Suite à ces efforts de rapprochements, Rome et Pékin s’étaient en outre déjà mis d’accord au fil des dernières années sur la nomination de quelques évêques. Ainsi de l’évêque de l’archidiocèse de Pékin, Mgr Joseph Li Shan, approuvé par les deux parties.

Travail de mémoire et espérance

Le processus complexe de l’accord de 2018 ne peut donc être abordé sans un exigeant travail de mémoire de ce long chemin d’amitié et de croix, qui inclut la rupture entre le Vatican et la communauté ecclésiale chinoise, aboutissant à l’existence parallèle d’une Église dite souterraine et d’une Église dite patriotique. L’accord ne garantit pas contre tous les risques, mais trace les lignes d’un futur où les deux parties, le Vatican et la Chine, pourront travailler ensemble.

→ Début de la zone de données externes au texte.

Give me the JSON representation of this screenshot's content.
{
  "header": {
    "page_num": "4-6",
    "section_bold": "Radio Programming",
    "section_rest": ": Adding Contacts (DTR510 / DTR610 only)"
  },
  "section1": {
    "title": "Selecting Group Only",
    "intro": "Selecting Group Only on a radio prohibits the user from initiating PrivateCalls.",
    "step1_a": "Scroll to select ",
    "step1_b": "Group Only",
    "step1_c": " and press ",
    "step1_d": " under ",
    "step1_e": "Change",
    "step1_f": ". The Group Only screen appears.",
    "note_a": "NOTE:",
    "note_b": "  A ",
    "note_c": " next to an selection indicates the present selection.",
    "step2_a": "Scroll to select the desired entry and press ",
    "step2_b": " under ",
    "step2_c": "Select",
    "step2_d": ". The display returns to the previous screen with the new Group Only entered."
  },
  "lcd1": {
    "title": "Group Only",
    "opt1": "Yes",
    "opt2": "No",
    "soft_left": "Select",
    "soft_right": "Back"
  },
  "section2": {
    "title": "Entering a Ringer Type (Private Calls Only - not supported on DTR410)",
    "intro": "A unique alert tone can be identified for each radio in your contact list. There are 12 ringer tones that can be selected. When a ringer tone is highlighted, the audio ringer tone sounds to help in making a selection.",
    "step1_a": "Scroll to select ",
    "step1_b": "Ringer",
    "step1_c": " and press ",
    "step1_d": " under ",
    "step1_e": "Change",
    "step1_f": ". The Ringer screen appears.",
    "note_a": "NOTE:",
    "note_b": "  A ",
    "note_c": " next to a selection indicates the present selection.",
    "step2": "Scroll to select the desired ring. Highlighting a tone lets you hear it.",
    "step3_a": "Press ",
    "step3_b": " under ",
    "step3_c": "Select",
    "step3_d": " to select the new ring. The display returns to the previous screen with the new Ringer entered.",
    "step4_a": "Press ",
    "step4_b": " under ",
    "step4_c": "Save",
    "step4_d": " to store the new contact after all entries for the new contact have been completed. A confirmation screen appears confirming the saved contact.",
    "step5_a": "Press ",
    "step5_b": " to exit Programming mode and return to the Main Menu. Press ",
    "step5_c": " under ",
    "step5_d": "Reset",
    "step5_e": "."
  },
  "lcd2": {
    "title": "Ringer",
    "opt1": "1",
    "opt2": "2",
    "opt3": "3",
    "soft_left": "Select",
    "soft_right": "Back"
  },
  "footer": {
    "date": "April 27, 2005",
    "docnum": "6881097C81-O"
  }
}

Il est vrai qu’il implique un contrôle étatique quasi total sur toutes les communautés clandestines, non seulement pour ce qui touche les matières religieuses, mais aussi l’éducation ou les engagements sociaux. Il est donc bien compréhensible qu’un tel saut vers l’inconnu soit largement perçu comme hautement risqué et provoque des inquiétudes, en particulier parmi les communautés souterraines qui se demandent comment faire confiance à un régime qui leur était auparavant tellement hostile qu’il harcela durant des décennies ses membres et emprisonna ses prêtres, évêques et fidèles.

L’objectif pastoral

Pour comprendre ces actuels efforts de rapprochement, il faut se situer dans une vue pastorale et spirituelle. Pour le Vatican, l’accord vise à jeter une lumière pascale sur les moments particulièrement sombres vécus par les communautés catholiques chinoises, clandestines et officielles, baignant dans une méfiance mutuelle. En ce sens, cet accord est une ancre d’espérance jetée vers l’avenir.

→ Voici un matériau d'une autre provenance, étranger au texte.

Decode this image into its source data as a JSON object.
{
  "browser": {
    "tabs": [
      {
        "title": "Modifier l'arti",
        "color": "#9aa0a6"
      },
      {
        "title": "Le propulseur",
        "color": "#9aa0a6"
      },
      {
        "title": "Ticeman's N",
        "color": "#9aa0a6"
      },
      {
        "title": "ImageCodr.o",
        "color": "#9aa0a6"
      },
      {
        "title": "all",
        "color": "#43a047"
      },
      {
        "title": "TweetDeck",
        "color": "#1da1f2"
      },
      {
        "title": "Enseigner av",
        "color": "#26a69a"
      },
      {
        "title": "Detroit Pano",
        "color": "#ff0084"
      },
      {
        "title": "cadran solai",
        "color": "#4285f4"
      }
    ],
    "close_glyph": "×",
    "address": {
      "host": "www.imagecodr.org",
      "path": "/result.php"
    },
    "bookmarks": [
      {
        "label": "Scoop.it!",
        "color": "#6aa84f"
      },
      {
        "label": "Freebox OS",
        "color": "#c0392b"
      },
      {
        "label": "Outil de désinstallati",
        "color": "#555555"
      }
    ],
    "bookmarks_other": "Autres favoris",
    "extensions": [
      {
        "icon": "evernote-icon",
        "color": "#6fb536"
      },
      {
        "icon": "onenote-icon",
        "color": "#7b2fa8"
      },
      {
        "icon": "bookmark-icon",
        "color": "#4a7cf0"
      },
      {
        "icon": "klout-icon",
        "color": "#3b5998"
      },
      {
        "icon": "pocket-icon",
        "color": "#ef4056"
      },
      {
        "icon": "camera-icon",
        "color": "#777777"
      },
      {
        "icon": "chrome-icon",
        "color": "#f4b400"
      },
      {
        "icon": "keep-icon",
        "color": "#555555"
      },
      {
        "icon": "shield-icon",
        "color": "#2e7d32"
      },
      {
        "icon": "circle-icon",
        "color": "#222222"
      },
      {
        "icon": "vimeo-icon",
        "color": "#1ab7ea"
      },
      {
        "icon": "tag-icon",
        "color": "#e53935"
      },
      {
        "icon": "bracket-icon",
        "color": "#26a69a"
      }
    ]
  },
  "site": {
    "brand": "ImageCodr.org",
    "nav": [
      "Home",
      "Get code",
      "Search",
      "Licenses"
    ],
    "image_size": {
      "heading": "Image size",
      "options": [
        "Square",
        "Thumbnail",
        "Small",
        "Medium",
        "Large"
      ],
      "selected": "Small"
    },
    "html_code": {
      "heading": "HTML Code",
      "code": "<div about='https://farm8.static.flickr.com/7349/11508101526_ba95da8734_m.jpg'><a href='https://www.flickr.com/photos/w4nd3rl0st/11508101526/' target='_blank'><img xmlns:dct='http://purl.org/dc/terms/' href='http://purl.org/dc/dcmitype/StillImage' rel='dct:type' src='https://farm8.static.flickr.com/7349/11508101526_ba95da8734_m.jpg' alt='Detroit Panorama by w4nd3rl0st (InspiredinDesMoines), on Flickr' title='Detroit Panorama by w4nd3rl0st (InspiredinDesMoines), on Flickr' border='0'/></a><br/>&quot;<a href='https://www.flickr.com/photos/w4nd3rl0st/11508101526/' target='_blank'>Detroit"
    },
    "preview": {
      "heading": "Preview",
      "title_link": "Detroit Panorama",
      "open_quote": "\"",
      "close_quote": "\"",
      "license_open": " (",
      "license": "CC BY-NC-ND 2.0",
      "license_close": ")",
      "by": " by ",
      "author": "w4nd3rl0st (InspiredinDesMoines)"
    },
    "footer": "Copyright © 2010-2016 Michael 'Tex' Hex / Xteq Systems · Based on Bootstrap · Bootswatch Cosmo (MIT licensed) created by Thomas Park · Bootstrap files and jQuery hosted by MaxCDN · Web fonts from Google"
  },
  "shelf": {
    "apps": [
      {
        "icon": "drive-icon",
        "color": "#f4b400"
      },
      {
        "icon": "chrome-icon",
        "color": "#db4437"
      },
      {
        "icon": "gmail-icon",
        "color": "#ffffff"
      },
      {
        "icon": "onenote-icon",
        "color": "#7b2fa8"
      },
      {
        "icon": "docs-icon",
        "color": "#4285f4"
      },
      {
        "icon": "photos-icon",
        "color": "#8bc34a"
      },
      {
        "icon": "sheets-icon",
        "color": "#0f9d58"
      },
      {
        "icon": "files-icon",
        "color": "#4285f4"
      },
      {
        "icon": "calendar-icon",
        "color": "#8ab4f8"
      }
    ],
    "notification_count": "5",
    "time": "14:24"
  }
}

L’objectif de cette démarche exigeante est de surmonter le scandale des communautés divisées, pour construire l’unité de tous ceux qui appartiennent au Christ. Voilà l’argument qui a été maintes fois énoncé par le cardinal Parolin et qui tient tant à cœur au pape François, fils spirituel de saint Ignace, ajusté à la lignée des premiers missionnaires en Chine. Saint François Xavier sj, Matteo Ricci sj, Adam Schall von Bell sj, Ferdinand Verbiest sj partageaient une passion profonde pour la Chine et étaient persuadés que ce pays offrait des clefs uniques aux autres cultures de l’Asie.

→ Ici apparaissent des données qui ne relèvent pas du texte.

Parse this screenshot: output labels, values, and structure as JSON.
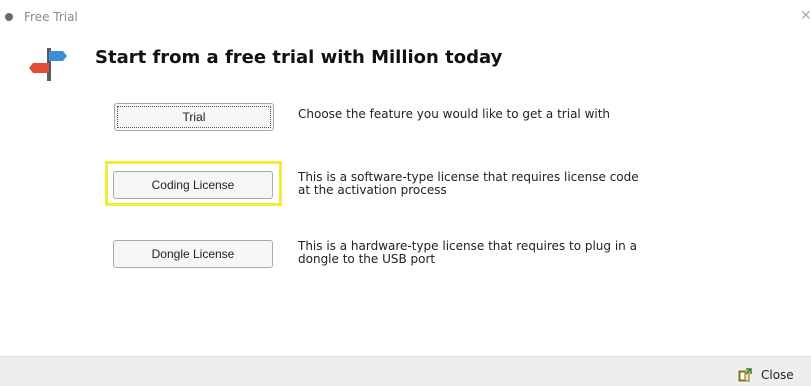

On ne peut pas douter de l’intention sincère à la source de cet accord: tout faire pour obtenir le bien de l’Église et des catholiques en Chine, mais aussi celui de l’ensemble de la population chinoise (1,34 milliards de personnes).

Enfin, dans une vue relevant plutôt du droit canon, on pourrait reconnaître ici la solution déjà appliquée dans le diocèse de Bâle: le gouvernement local a un droit de regard sur la liste des candidats à l’évêché et peut refuser une candidature. Au vu de cette expérience helvétique, nous pouvons nous rassurer: ce chemin n’aboutit pas à l’abîme.